That was my favourite comment out of all that you left on my last post, and trust me, I loved and read them all. Yes. Man, have you been reading this blog for a long time.  The first time I mentioned wee Meg (properly) was Jan 27th, 2004.  She was 12. The second was May 4th, in a post entirely devoted to her. (In the name of soft warm merino, click on that link.)  That little bundle of knitting energy, of cleverness of… Megan, that teeny girl wed on Monday, and she was not a child.  I had been worried that she would be. That she would still seem too small to me. Too… young. I worried that I wouldn’t be able to see past being the mother of that girl to see the woman she’s so properly become.

Bad news.

I was able to do this, but only on her wedding day, in horrific waves of emotion – which means that for a McPhee woman, I was completely out of control. I was not too bad the evening before.  We went out for a “last supper” just our little family, and her betrothed was noticeably and deliberately absent. We went to a stupid local restaurant we’ve been too a hundred times exactly because of that. We went there, and we ate what we always did, and laughed about what we always do, and then we went home and had champagne in the backyard, and I was fragile, but okay.  I went to bed, and the sisters stayed up and drank bubbly in the backyard and were sweet to each other and I don’t know what they said, and I don’t care.  I fell asleep to their laughter, trickling in my window like bells.

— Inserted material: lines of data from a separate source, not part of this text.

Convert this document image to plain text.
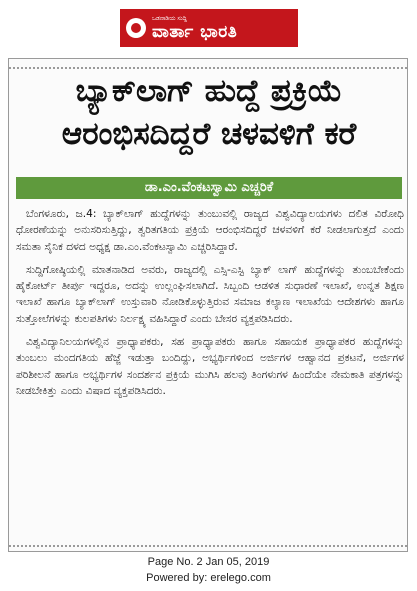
ಒಡನಾಡಿಯ ಸುದ್ದಿ
ವಾರ್ತಾ ಭಾರತಿ
ಬ್ಯಾಕ್‌ಲಾಗ್ ಹುದ್ದೆ ಪ್ರಕ್ರಿಯೆ
ಆರಂಭಿಸದಿದ್ದರೆ ಚಳವಳಿಗೆ ಕರೆ
ಡಾ.ಎಂ.ವೆಂಕಟಸ್ವಾಮಿ ಎಚ್ಚರಿಕೆ

ಬೆಂಗಳೂರು, ಜ.4: ಬ್ಯಾಕ್‌ಲಾಗ್ ಹುದ್ದೆಗಳನ್ನು ತುಂಬುವಲ್ಲಿ ರಾಜ್ಯದ ವಿಶ್ವವಿದ್ಯಾಲಯಗಳು ದಲಿತ ವಿರೋಧಿ ಧೋರಣೆಯನ್ನು ಅನುಸರಿಸುತ್ತಿದ್ದು, ತ್ವರಿತಗತಿಯ ಪ್ರಕ್ರಿಯೆ ಆರಂಭಿಸದಿದ್ದರೆ ಚಳವಳಿಗೆ ಕರೆ ನೀಡಲಾಗುತ್ತದೆ ಎಂದು ಸಮತಾ ಸೈನಿಕ ದಳದ ಅಧ್ಯಕ್ಷ ಡಾ.ಎಂ.ವೆಂಕಟಸ್ವಾಮಿ ಎಚ್ಚರಿಸಿದ್ದಾರೆ.

ಸುದ್ದಿಗೋಷ್ಠಿಯಲ್ಲಿ ಮಾತನಾಡಿದ ಅವರು, ರಾಜ್ಯದಲ್ಲಿ ಎಸ್ಸಿ-ಎಸ್ಟಿ ಬ್ಯಾಕ್ ಲಾಗ್ ಹುದ್ದೆಗಳನ್ನು ತುಂಬಬೇಕೆಂದು ಹೈಕೋರ್ಟ್ ತೀರ್ಪು ಇದ್ದರೂ, ಅದನ್ನು ಉಲ್ಲಂಘಿಸಲಾಗಿದೆ. ಸಿಬ್ಬಂದಿ ಆಡಳಿತ ಸುಧಾರಣೆ ಇಲಾಖೆ, ಉನ್ನತ ಶಿಕ್ಷಣ ಇಲಾಖೆ ಹಾಗೂ ಬ್ಯಾಕ್‌ಲಾಗ್ ಉಸ್ತುವಾರಿ ನೋಡಿಕೊಳ್ಳುತ್ತಿರುವ ಸಮಾಜ ಕಲ್ಯಾಣ ಇಲಾಖೆಯ ಆದೇಶಗಳು ಹಾಗೂ ಸುತ್ತೋಲೆಗಳನ್ನು ಕುಲಪತಿಗಳು ನಿರ್ಲಕ್ಷ್ಯ ವಹಿಸಿದ್ದಾರೆ ಎಂದು ಬೇಸರ ವ್ಯಕ್ತಪಡಿಸಿದರು.

ವಿಶ್ವವಿದ್ಯಾನಿಲಯಗಳಲ್ಲಿನ ಪ್ರಾಧ್ಯಾಪಕರು, ಸಹ ಪ್ರಾಧ್ಯಾಪಕರು ಹಾಗೂ ಸಹಾಯಕ ಪ್ರಾಧ್ಯಾಪಕರ ಹುದ್ದೆಗಳನ್ನು ತುಂಬಲು ಮಂದಗತಿಯ ಹೆಜ್ಜೆ ಇಡುತ್ತಾ ಬಂದಿದ್ದು, ಅಭ್ಯರ್ಥಿಗಳಿಂದ ಅರ್ಜಿಗಳ ಆಹ್ವಾನದ ಪ್ರಕಟನೆ, ಅರ್ಜಿಗಳ ಪರಿಶೀಲನೆ ಹಾಗೂ ಅಭ್ಯರ್ಥಿಗಳ ಸಂದರ್ಶನ ಪ್ರಕ್ರಿಯೆ ಮುಗಿಸಿ ಹಲವು ತಿಂಗಳುಗಳ ಹಿಂದೆಯೇ ನೇಮಕಾತಿ ಪತ್ರಗಳನ್ನು ನೀಡಬೇಕಿತ್ತು ಎಂದು ವಿಷಾದ ವ್ಯಕ್ತಪಡಿಸಿದರು.

Page No. 2 Jan 05, 2019
Powered by: erelego.com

The next morning, it was over. I woke up early and came downstairs and drank coffee, and wrote a post to you, and waited for the girls to wake up, and then they did, and the morning was… perfect.  There was nail polish crisis* and then I tried to make Meg’s bouquet and there wasn’t enough greens and Amanda drove me to get more and… even that was perfect.  We cooked the food for the reception, we tied the bouquet with ribbon. We chimed in on which tie Ken should wear. What lipsticks for the sisters… Right before we left, Megan sat herself down, took a few minutes, and embroidered her wedding date on the hem of the underskirt of her dress.  In blue.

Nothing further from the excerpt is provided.